Between the messages of the heart and the various journal and book excerpts you will find, the world is full of lore. From the harvesting of whales for their oil, with its inexplicable ability to power technology, to the fanatical rituals of the overseers, there is so much to learn and experience in the world, pointing at much more than you experience in quarantined Dunwall. Hopefully we will see a return journey to this alternate reality-esque industrial London, with a deeper, more detailed sequel.

Scoring:

Gameplay: 7/10

The restriction to first person sometimes had me wishing for views that other games provide for scouting surroundings. Rather dumb AI, coupled with rather erratic detection of your character can be infuriating, especially if you do the exact same thing after a reload and suddenly you are discovered in a place that you weren’t before. If anything, more levels done like Lady Boyle’s would have been highly appreciated.
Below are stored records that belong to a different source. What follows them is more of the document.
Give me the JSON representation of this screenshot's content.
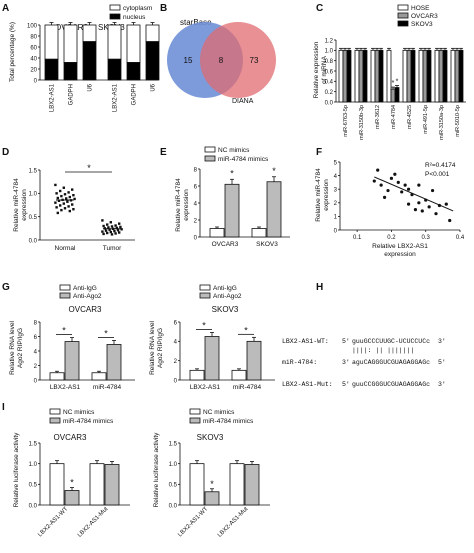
{
  "panels": {
    "A": {
      "label": "A",
      "ylabel": "Total percentage (%)",
      "yticks": [
        "0",
        "20",
        "40",
        "60",
        "80",
        "100"
      ],
      "legend": [
        "cytoplasm",
        "nucleus"
      ],
      "groups": [
        "OVCAR3",
        "SKOV3"
      ],
      "colors": {
        "cytoplasm": "#ffffff",
        "nucleus": "#000000"
      }
    },
    "B": {
      "label": "B",
      "sets": [
        "starBase",
        "DIANA"
      ],
      "counts": [
        "15",
        "8",
        "73"
      ],
      "colors": {
        "left": "#6f8fd6",
        "right": "#e06b70",
        "overlap": "#b35a6a"
      }
    },
    "C": {
      "label": "C",
      "ylabel": "Relative expression\nof miRNA",
      "yticks": [
        "0.0",
        "0.2",
        "0.4",
        "0.6",
        "0.8",
        "1.0",
        "1.2"
      ],
      "legend": [
        "HOSE",
        "OVCAR3",
        "SKOV3"
      ]
    },
    "D": {
      "label": "D",
      "ylabel": "Relative miR-4784\nexpression",
      "yticks": [
        "0.0",
        "0.5",
        "1.0",
        "1.5"
      ],
      "star": "*"
    },
    "E": {
      "label": "E",
      "ylabel": "Relative miR-4784\nexpression",
      "yticks": [
        "0",
        "2",
        "4",
        "6",
        "8"
      ],
      "legend": [
        "NC mimics",
        "miR-4784 mimics"
      ],
      "star": "*"
    },
    "F": {
      "label": "F",
      "ylabel": "Relative miR-4784\nexpression",
      "xlabel": "Relative LBX2-AS1\nexpression",
      "yticks": [
        "0",
        "1",
        "2",
        "3",
        "4",
        "5"
      ],
      "xticks": [
        "0.1",
        "0.2",
        "0.3",
        "0.4"
      ],
      "stats": [
        "R²=0.4174",
        "P<0.001"
      ]
    },
    "G": {
      "label": "G",
      "ylabel": "Relative RNA level\nAgo2 RIP/IgG",
      "yticks": [
        "0",
        "2",
        "4",
        "6",
        "8"
      ],
      "legend": [
        "Anti-IgG",
        "Anti-Ago2"
      ],
      "titles": [
        "OVCAR3",
        "SKOV3"
      ],
      "star": "*"
    },
    "H": {
      "label": "H",
      "rows": [
        {
          "name": "LBX2-AS1-WT:",
          "p5": "5'",
          "seq": "guuGCCCUUGC-UCUCCUCc",
          "p3": "3'"
        },
        {
          "name": "",
          "p5": "",
          "seq": "||||: ||  |||||||",
          "p3": ""
        },
        {
          "name": "miR-4784:",
          "p5": "3'",
          "seq": "aguCAGGGUCGUAGAGGAGc",
          "p3": "5'"
        },
        {
          "name": "LBX2-AS1-Mut:",
          "p5": "5'",
          "seq": "guuCCGGGUCGUAGAGGAGc",
          "p3": "3'"
        }
      ]
    },
    "I": {
      "label": "I",
      "ylabel": "Relative luciferase activity",
      "yticks": [
        "0.0",
        "0.5",
        "1.0",
        "1.5"
      ],
      "legend": [
        "NC mimics",
        "miR-4784 mimics"
      ],
      "titles": [
        "OVCAR3",
        "SKOV3"
      ],
      "star": "*"
    }
  },
  "chart_data": [
    {
      "panel": "A",
      "type": "bar",
      "stacked": true,
      "ylim": [
        0,
        100
      ],
      "facets": [
        "OVCAR3",
        "SKOV3"
      ],
      "categories": [
        "LBX2-AS1",
        "GADPH",
        "U6",
        "LBX2-AS1",
        "GADPH",
        "U6"
      ],
      "series": [
        {
          "name": "nucleus",
          "values": [
            38,
            32,
            70,
            38,
            32,
            70
          ]
        },
        {
          "name": "cytoplasm",
          "values": [
            62,
            68,
            30,
            62,
            68,
            30
          ]
        }
      ]
    },
    {
      "panel": "C",
      "type": "bar",
      "ylim": [
        0,
        1.2
      ],
      "categories": [
        "miR-6763-5p",
        "miR-3150b-3p",
        "miR-3612",
        "miR-4784",
        "miR-4525",
        "miR-491-5p",
        "miR-3150a-3p",
        "miR-5010-5p"
      ],
      "series": [
        {
          "name": "HOSE",
          "values": [
            1,
            1,
            1,
            1,
            1,
            1,
            1,
            1
          ]
        },
        {
          "name": "OVCAR3",
          "values": [
            1,
            1,
            1,
            0.25,
            1,
            1,
            1,
            1
          ]
        },
        {
          "name": "SKOV3",
          "values": [
            1,
            1,
            1,
            0.28,
            1,
            1,
            1,
            1
          ]
        }
      ]
    },
    {
      "panel": "D",
      "type": "scatter",
      "ylim": [
        0,
        1.5
      ],
      "categories": [
        "Normal",
        "Tumor"
      ],
      "series": [
        {
          "name": "Normal",
          "values": [
            1.18,
            1.12,
            1.08,
            1.05,
            1.02,
            1.0,
            0.98,
            0.96,
            0.94,
            0.92,
            0.9,
            0.89,
            0.88,
            0.86,
            0.85,
            0.84,
            0.82,
            0.8,
            0.78,
            0.76,
            0.74,
            0.72,
            0.7,
            0.68,
            0.66,
            0.64,
            0.62,
            0.58
          ]
        },
        {
          "name": "Tumor",
          "values": [
            0.42,
            0.38,
            0.35,
            0.33,
            0.31,
            0.3,
            0.29,
            0.28,
            0.27,
            0.26,
            0.25,
            0.24,
            0.23,
            0.22,
            0.21,
            0.2,
            0.19,
            0.18,
            0.17,
            0.16,
            0.15,
            0.14,
            0.13,
            0.12
          ]
        }
      ]
    },
    {
      "panel": "E",
      "type": "bar",
      "ylim": [
        0,
        8
      ],
      "categories": [
        "OVCAR3",
        "SKOV3"
      ],
      "series": [
        {
          "name": "NC mimics",
          "values": [
            1.0,
            1.0
          ]
        },
        {
          "name": "miR-4784 mimics",
          "values": [
            6.2,
            6.5
          ]
        }
      ]
    },
    {
      "panel": "F",
      "type": "scatter",
      "xlim": [
        0.1,
        0.4
      ],
      "ylim": [
        0,
        5
      ],
      "points": [
        [
          0.15,
          3.6
        ],
        [
          0.16,
          4.4
        ],
        [
          0.17,
          3.3
        ],
        [
          0.18,
          2.4
        ],
        [
          0.19,
          2.9
        ],
        [
          0.2,
          3.8
        ],
        [
          0.21,
          4.1
        ],
        [
          0.22,
          3.5
        ],
        [
          0.23,
          2.8
        ],
        [
          0.24,
          3.3
        ],
        [
          0.25,
          1.9
        ],
        [
          0.25,
          3.0
        ],
        [
          0.26,
          2.6
        ],
        [
          0.27,
          1.5
        ],
        [
          0.28,
          2.0
        ],
        [
          0.28,
          3.3
        ],
        [
          0.29,
          1.4
        ],
        [
          0.3,
          2.2
        ],
        [
          0.31,
          1.7
        ],
        [
          0.32,
          2.9
        ],
        [
          0.33,
          1.2
        ],
        [
          0.34,
          1.8
        ],
        [
          0.36,
          1.9
        ],
        [
          0.37,
          0.7
        ]
      ],
      "fit": [
        [
          0.15,
          3.9
        ],
        [
          0.38,
          1.4
        ]
      ]
    },
    {
      "panel": "G-OVCAR3",
      "type": "bar",
      "ylim": [
        0,
        8
      ],
      "categories": [
        "LBX2-AS1",
        "miR-4784"
      ],
      "series": [
        {
          "name": "Anti-IgG",
          "values": [
            1.0,
            1.0
          ]
        },
        {
          "name": "Anti-Ago2",
          "values": [
            5.3,
            4.9
          ]
        }
      ]
    },
    {
      "panel": "G-SKOV3",
      "type": "bar",
      "ylim": [
        0,
        6
      ],
      "categories": [
        "LBX2-AS1",
        "miR-4784"
      ],
      "series": [
        {
          "name": "Anti-IgG",
          "values": [
            1.0,
            1.0
          ]
        },
        {
          "name": "Anti-Ago2",
          "values": [
            4.5,
            4.0
          ]
        }
      ]
    },
    {
      "panel": "I-OVCAR3",
      "type": "bar",
      "ylim": [
        0,
        1.5
      ],
      "categories": [
        "LBX2-AS1-WT",
        "LBX2-AS1-Mut"
      ],
      "series": [
        {
          "name": "NC mimics",
          "values": [
            1.0,
            1.0
          ]
        },
        {
          "name": "miR-4784 mimics",
          "values": [
            0.35,
            0.98
          ]
        }
      ]
    },
    {
      "panel": "I-SKOV3",
      "type": "bar",
      "ylim": [
        0,
        1.5
      ],
      "categories": [
        "LBX2-AS1-WT",
        "LBX2-AS1-Mut"
      ],
      "series": [
        {
          "name": "NC mimics",
          "values": [
            1.0,
            1.0
          ]
        },
        {
          "name": "miR-4784 mimics",
          "values": [
            0.32,
            0.98
          ]
        }
      ]
    }
  ]
}
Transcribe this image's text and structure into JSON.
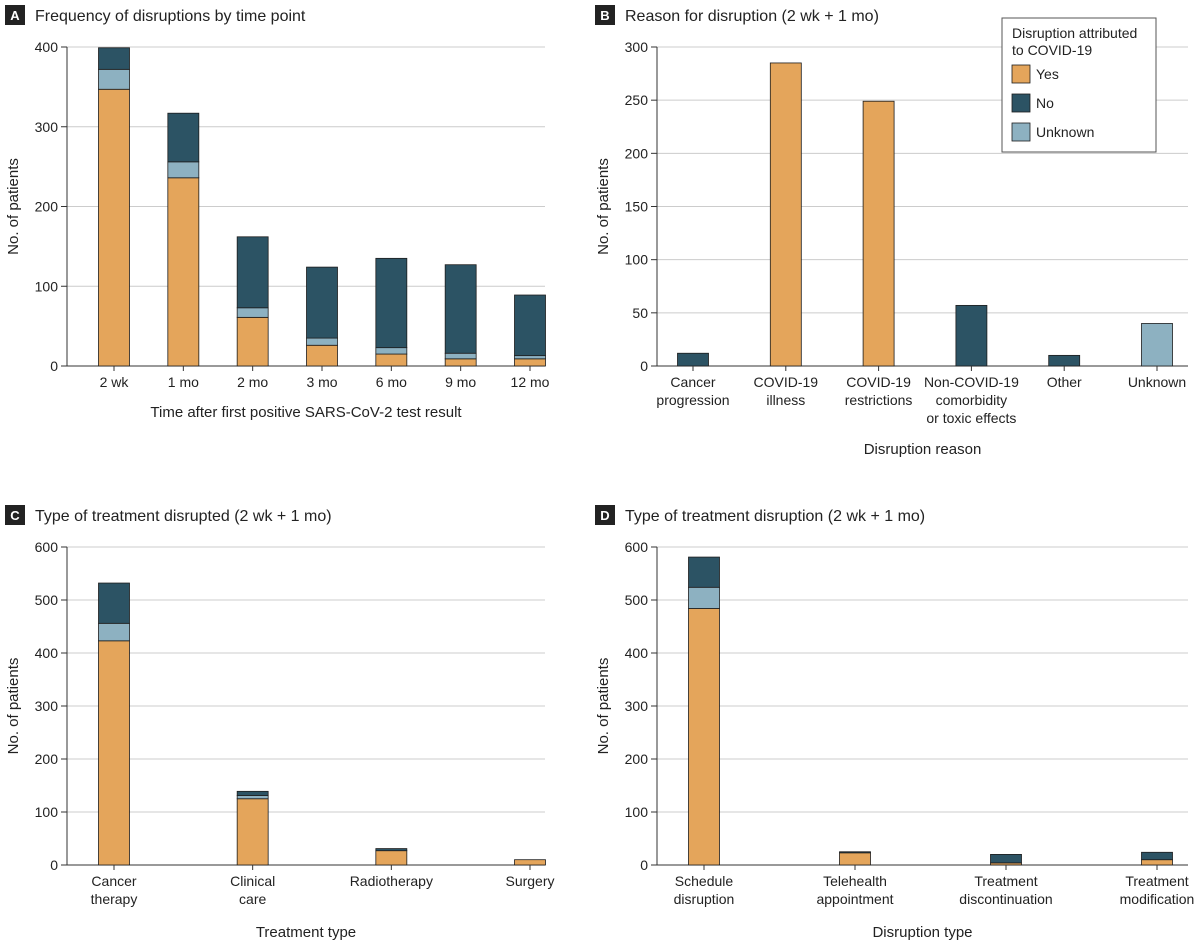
{
  "colors": {
    "yes": "#E4A55B",
    "no": "#2C5364",
    "unknown": "#8DB1C1",
    "grid": "#cccccc",
    "axis": "#333333",
    "letter_bg": "#222222"
  },
  "legend": {
    "title_lines": [
      "Disruption attributed",
      "to COVID-19"
    ],
    "items": [
      {
        "label": "Yes",
        "key": "yes"
      },
      {
        "label": "No",
        "key": "no"
      },
      {
        "label": "Unknown",
        "key": "unknown"
      }
    ]
  },
  "chart_data": [
    {
      "letter": "A",
      "title": "Frequency of disruptions by time point",
      "type": "bar",
      "stacked": true,
      "categories": [
        [
          "2 wk"
        ],
        [
          "1 mo"
        ],
        [
          "2 mo"
        ],
        [
          "3 mo"
        ],
        [
          "6 mo"
        ],
        [
          "9 mo"
        ],
        [
          "12 mo"
        ]
      ],
      "series": [
        {
          "name": "Yes",
          "key": "yes",
          "values": [
            347,
            236,
            61,
            26,
            15,
            9,
            9
          ]
        },
        {
          "name": "Unknown",
          "key": "unknown",
          "values": [
            25,
            20,
            12,
            9,
            8,
            7,
            4
          ]
        },
        {
          "name": "No",
          "key": "no",
          "values": [
            27,
            61,
            89,
            89,
            112,
            111,
            76
          ]
        }
      ],
      "xlabel": "Time after first positive SARS-CoV-2 test result",
      "ylabel": "No. of patients",
      "ylim": [
        0,
        400
      ],
      "yticks": [
        0,
        100,
        200,
        300,
        400
      ],
      "grid": true
    },
    {
      "letter": "B",
      "title": "Reason for disruption (2 wk + 1 mo)",
      "type": "bar",
      "stacked": true,
      "categories": [
        [
          "Cancer",
          "progression"
        ],
        [
          "COVID-19",
          "illness"
        ],
        [
          "COVID-19",
          "restrictions"
        ],
        [
          "Non-COVID-19",
          "comorbidity",
          "or toxic effects"
        ],
        [
          "Other"
        ],
        [
          "Unknown"
        ]
      ],
      "series": [
        {
          "name": "Yes",
          "key": "yes",
          "values": [
            0,
            285,
            249,
            0,
            0,
            0
          ]
        },
        {
          "name": "Unknown",
          "key": "unknown",
          "values": [
            0,
            0,
            0,
            0,
            0,
            40
          ]
        },
        {
          "name": "No",
          "key": "no",
          "values": [
            12,
            0,
            0,
            57,
            10,
            0
          ]
        }
      ],
      "xlabel": "Disruption reason",
      "ylabel": "No. of patients",
      "ylim": [
        0,
        300
      ],
      "yticks": [
        0,
        50,
        100,
        150,
        200,
        250,
        300
      ],
      "grid": true,
      "legend": "top-right"
    },
    {
      "letter": "C",
      "title": "Type of treatment disrupted (2 wk + 1 mo)",
      "type": "bar",
      "stacked": true,
      "categories": [
        [
          "Cancer",
          "therapy"
        ],
        [
          "Clinical",
          "care"
        ],
        [
          "Radiotherapy"
        ],
        [
          "Surgery"
        ]
      ],
      "series": [
        {
          "name": "Yes",
          "key": "yes",
          "values": [
            423,
            125,
            27,
            10
          ]
        },
        {
          "name": "Unknown",
          "key": "unknown",
          "values": [
            33,
            6,
            0,
            0
          ]
        },
        {
          "name": "No",
          "key": "no",
          "values": [
            76,
            8,
            4,
            0
          ]
        }
      ],
      "xlabel": "Treatment type",
      "ylabel": "No. of patients",
      "ylim": [
        0,
        600
      ],
      "yticks": [
        0,
        100,
        200,
        300,
        400,
        500,
        600
      ],
      "grid": true
    },
    {
      "letter": "D",
      "title": "Type of treatment disruption (2 wk + 1 mo)",
      "type": "bar",
      "stacked": true,
      "categories": [
        [
          "Schedule",
          "disruption"
        ],
        [
          "Telehealth",
          "appointment"
        ],
        [
          "Treatment",
          "discontinuation"
        ],
        [
          "Treatment",
          "modification"
        ]
      ],
      "series": [
        {
          "name": "Yes",
          "key": "yes",
          "values": [
            484,
            23,
            4,
            10
          ]
        },
        {
          "name": "Unknown",
          "key": "unknown",
          "values": [
            40,
            0,
            0,
            0
          ]
        },
        {
          "name": "No",
          "key": "no",
          "values": [
            57,
            2,
            16,
            14
          ]
        }
      ],
      "xlabel": "Disruption type",
      "ylabel": "No. of patients",
      "ylim": [
        0,
        600
      ],
      "yticks": [
        0,
        100,
        200,
        300,
        400,
        500,
        600
      ],
      "grid": true
    }
  ]
}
Punishing killing feels a bit cheap in a game that shouts freedom of choice.

Design and presentation: 8/10

Several design decisions, such as the lack of textures and the way shadow is treated during stealth, have me slightly perplexed, but are hardly game breaking. Best level design I have seen, what can I say, Arkane really knows how to make a map. The technology system, with its primitive Tesla style defence systems, is a refreshing breath of air after the glut of steampunk and high magic game designers normally throw around. Now if they would just get away from a cliché, predictable and lukewarm plot.

Value: 7.5/10

Taking between six and 20 hours for a playthrough, depending on what restrictions you place on yourself, Dishonored is a meaty game. Whether you want to kill nobody or everybody, never be seen or get through without any magical abilities other than blink, Dishonored contains enough content and challenges to tempt you to play through again to see something new, without making it a necessity.

Overall: 7.5/10

This is the kind of game world I want to see the next open world adventure RPG set in. An amazing setting with brilliant lore and interesting technology, which sadly stops before reaching an engrossing story. With a little more effort, Dishonored could have been the new hallmark of gaming. As it stands now, it is more of a herald of what is to come. Highly recommended for completionists and accolade whores, though I urge everyone to try this game to see something original, if not as revolutionary as the hype machine made it out to be.

Yes, I know I am going to be shot down by those who were absolutely blown away by it.